By Lucy McBath, Spokesperson for Moms Demand Action for Gun Sense in America via thehill.com
I used to think gun violence in America was someone else’s problem – something that affected people in poor neighborhoods in the inner city, far from where I was raising my son, Jordan. After all, Jordan’s father and I were enjoying good careers in the airline industry and I was raising our only child in a comfortable Atlanta suburb. Jordan’s friends were well off and well educated and came from all races and ethnicities.
In the fall of 2010, I was diagnosed with breast cancer for the second time. It soon became obvious that Jordan would be better off living with his father in Jacksonville, Florida as I underwent treatment.
Jordan, then 17, was still living in Jacksonville when my world – and my understanding of gun violence – changed forever. On the day after Thanksgiving in 2012, a middle-aged white man named Michael Dunn pulled his car into a gas station next to the Dodge Durango in which three African American boys, including my son, were listening to music while a friend was inside the convenience store.
Dunn told the boys to turn their music down. As teenage boys often do, they refused to lower the volume. Moments later, Dunn opened fire on Jordan and his friends with a barrage of ten bullets. Three of them hit my son. He died in his friends’ arms.
My grief has been overwhelming and at times it has overpowered me. But I feel a responsibility to do everything possible to prevent what’s happened to my family from happening to anyone else.
Not long after Jordan’s death, I heard about Moms Demand Action for Gun Sense in America, a nonpartisan, grassroots group founded by Shannon Watts, a mother of five in Indiana. Inspired by the effectiveness of Mothers Against Drunk Driving, Watts started Moms Demand Action in the wake of the Sandy Hook massacre that took place a few weeks after Jordan was killed.
Moms Demand Action helps organize rallies, phone banks, letter writing, and other citizen initiatives to support gun policy reform at both the state and federal level. In less than a year, it already has united more than 100,000 members in every state to work for background checks for all gun and ammunition purchases, a ban on assault weapons and ammunition magazines that hold more than 10 rounds, a prohibition on online ammunition sales, and other reforms.
The organization also has focused on pushing companies like Starbucks to change their gun policies. Just last month, CEO Howard Schultz responded by announcing that stores would no longer welcome guns.
Local Moms Demand Action chapters are working hard to end Stand Your Ground, a law that the gun lobby helped to pass and which now exists in more than 20 states. To invoke the law, a killer doesn’t have to prove that they were acting in self-defense because their life was threatened. They just have to claim that they believed they were in danger. When the trial over my son’s death starts next year, Michael Dunn is expected to defend himself using provisions of Florida’s Stand Your Ground.
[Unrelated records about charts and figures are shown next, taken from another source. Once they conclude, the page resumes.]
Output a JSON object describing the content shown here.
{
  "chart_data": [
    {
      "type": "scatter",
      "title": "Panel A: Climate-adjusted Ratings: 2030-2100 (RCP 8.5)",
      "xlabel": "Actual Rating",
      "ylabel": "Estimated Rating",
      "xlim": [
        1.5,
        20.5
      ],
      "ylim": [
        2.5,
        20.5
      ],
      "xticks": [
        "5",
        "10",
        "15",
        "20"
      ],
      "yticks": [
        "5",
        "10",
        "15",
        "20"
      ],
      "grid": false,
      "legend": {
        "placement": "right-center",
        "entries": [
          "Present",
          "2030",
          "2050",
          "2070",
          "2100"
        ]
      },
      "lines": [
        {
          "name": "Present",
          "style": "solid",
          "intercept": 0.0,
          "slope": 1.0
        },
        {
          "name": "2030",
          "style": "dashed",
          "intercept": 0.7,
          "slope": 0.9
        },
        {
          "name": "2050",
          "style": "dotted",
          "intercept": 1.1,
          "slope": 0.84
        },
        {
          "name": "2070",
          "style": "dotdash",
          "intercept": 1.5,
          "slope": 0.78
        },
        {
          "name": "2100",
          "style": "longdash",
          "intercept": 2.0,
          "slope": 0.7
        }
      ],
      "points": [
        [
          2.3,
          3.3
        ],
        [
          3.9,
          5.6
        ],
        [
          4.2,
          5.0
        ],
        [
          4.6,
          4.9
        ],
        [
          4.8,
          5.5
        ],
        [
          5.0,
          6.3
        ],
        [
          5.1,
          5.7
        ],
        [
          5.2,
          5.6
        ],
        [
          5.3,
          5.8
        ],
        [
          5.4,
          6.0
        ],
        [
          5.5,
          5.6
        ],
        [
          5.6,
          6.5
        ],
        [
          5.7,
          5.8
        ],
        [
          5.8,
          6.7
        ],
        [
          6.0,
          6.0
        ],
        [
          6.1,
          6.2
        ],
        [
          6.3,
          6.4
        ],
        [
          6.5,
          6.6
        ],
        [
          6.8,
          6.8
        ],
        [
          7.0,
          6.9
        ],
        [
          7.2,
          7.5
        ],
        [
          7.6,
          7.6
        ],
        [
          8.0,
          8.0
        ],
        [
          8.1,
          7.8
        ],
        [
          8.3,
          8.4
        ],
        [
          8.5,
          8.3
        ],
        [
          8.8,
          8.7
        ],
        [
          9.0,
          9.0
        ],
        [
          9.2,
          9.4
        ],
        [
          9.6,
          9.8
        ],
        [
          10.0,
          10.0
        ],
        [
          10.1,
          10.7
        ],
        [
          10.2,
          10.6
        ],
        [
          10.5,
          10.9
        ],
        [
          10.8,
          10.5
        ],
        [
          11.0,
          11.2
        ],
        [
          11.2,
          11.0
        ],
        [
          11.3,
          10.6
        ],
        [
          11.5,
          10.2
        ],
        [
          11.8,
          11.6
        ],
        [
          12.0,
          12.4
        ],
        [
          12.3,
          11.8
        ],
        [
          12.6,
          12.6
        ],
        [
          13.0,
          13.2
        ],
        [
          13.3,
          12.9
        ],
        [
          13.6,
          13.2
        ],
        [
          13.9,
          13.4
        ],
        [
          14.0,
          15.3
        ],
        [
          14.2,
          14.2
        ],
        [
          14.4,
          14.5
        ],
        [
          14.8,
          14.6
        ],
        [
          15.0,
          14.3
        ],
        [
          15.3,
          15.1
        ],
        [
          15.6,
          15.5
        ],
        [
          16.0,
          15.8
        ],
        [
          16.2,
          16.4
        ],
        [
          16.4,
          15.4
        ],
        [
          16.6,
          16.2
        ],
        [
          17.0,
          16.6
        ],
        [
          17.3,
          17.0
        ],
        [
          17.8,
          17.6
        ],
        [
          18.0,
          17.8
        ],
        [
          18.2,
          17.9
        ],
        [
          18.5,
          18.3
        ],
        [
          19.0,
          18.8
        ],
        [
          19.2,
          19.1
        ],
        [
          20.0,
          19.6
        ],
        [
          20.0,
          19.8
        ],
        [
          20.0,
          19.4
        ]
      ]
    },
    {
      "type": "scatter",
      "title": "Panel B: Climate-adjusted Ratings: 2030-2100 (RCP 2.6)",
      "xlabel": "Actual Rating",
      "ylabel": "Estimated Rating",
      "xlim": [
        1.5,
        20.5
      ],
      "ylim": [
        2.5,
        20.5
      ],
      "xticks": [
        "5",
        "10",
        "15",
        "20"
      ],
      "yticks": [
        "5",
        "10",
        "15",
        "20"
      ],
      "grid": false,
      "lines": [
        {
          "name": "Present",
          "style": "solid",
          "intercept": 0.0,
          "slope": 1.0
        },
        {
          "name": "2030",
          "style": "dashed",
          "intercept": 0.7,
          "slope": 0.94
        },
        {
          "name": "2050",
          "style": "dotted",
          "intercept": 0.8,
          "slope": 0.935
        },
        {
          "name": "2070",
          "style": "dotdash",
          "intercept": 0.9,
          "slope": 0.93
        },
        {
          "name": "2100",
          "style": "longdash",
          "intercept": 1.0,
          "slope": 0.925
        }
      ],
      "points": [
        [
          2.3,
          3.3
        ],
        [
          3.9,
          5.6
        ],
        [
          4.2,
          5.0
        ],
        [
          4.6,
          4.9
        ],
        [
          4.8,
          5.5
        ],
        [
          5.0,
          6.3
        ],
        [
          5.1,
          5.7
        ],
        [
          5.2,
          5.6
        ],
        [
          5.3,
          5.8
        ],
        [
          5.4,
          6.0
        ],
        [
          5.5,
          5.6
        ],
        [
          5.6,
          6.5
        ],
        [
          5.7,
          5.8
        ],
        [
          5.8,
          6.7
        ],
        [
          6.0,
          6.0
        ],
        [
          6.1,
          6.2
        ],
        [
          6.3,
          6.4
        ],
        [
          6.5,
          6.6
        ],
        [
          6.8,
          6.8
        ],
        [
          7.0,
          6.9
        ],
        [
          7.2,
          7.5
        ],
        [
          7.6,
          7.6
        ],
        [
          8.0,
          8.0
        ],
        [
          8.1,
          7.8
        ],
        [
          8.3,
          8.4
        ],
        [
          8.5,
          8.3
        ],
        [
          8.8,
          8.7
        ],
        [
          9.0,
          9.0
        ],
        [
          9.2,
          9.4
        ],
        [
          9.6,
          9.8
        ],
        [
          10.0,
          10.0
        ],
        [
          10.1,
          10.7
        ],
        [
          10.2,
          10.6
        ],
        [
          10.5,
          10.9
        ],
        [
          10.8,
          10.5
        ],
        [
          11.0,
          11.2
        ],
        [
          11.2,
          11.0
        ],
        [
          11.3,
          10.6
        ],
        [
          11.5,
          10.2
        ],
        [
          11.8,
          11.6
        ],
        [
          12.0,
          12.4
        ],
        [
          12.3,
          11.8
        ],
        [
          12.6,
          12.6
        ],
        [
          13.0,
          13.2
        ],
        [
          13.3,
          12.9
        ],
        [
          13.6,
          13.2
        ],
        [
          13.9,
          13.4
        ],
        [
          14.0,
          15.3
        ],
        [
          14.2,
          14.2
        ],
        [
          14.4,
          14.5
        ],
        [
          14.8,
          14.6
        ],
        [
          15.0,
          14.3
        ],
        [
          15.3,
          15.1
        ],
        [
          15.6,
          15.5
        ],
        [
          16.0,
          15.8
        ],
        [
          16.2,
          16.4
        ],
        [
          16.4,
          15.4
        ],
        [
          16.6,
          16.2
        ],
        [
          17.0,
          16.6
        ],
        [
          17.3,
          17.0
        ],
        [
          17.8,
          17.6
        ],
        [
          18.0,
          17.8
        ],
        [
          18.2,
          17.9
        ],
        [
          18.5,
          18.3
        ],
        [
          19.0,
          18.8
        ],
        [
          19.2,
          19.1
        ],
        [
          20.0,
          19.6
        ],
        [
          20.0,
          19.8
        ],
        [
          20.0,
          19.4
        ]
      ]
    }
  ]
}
Before Jordan was killed, his father and I had many conversations with him about the Trayvon Martin case. We raised our son to know that he was valued as a human being, just like anyone else. Yet, we had to warn him that because he was a young, black and male there might be times when he would have to be cautious about protecting himself. Unfortunately, those warnings could not save him from a man with anger in his heart and a gun in his hand.
Even if my son’s killer is convicted despite Florida’s Stand Your Ground law, that will not bring justice for Jordan. True justice for Jordan will require that our elected public officials enact gun laws that will make us all safer.
I’m traveling to Washington, DC and testifying in the U.S. Senate on Tuesday (Oct. 29) to deliver this same message to members of Congress. Even though it’s incredibly painful to talk about what happened, I still feel an obligation to fight for my son. I can’t save him, but my deep hope is that by advocating for sensible gun reforms I can prevent even one mom from having to face the profound loss that I have.
Responsible gun laws will be passed only when other parents come to the same realization that stronger laws and policies will save lives. We have to be informed. We have to take action. And we have to make our voices heard.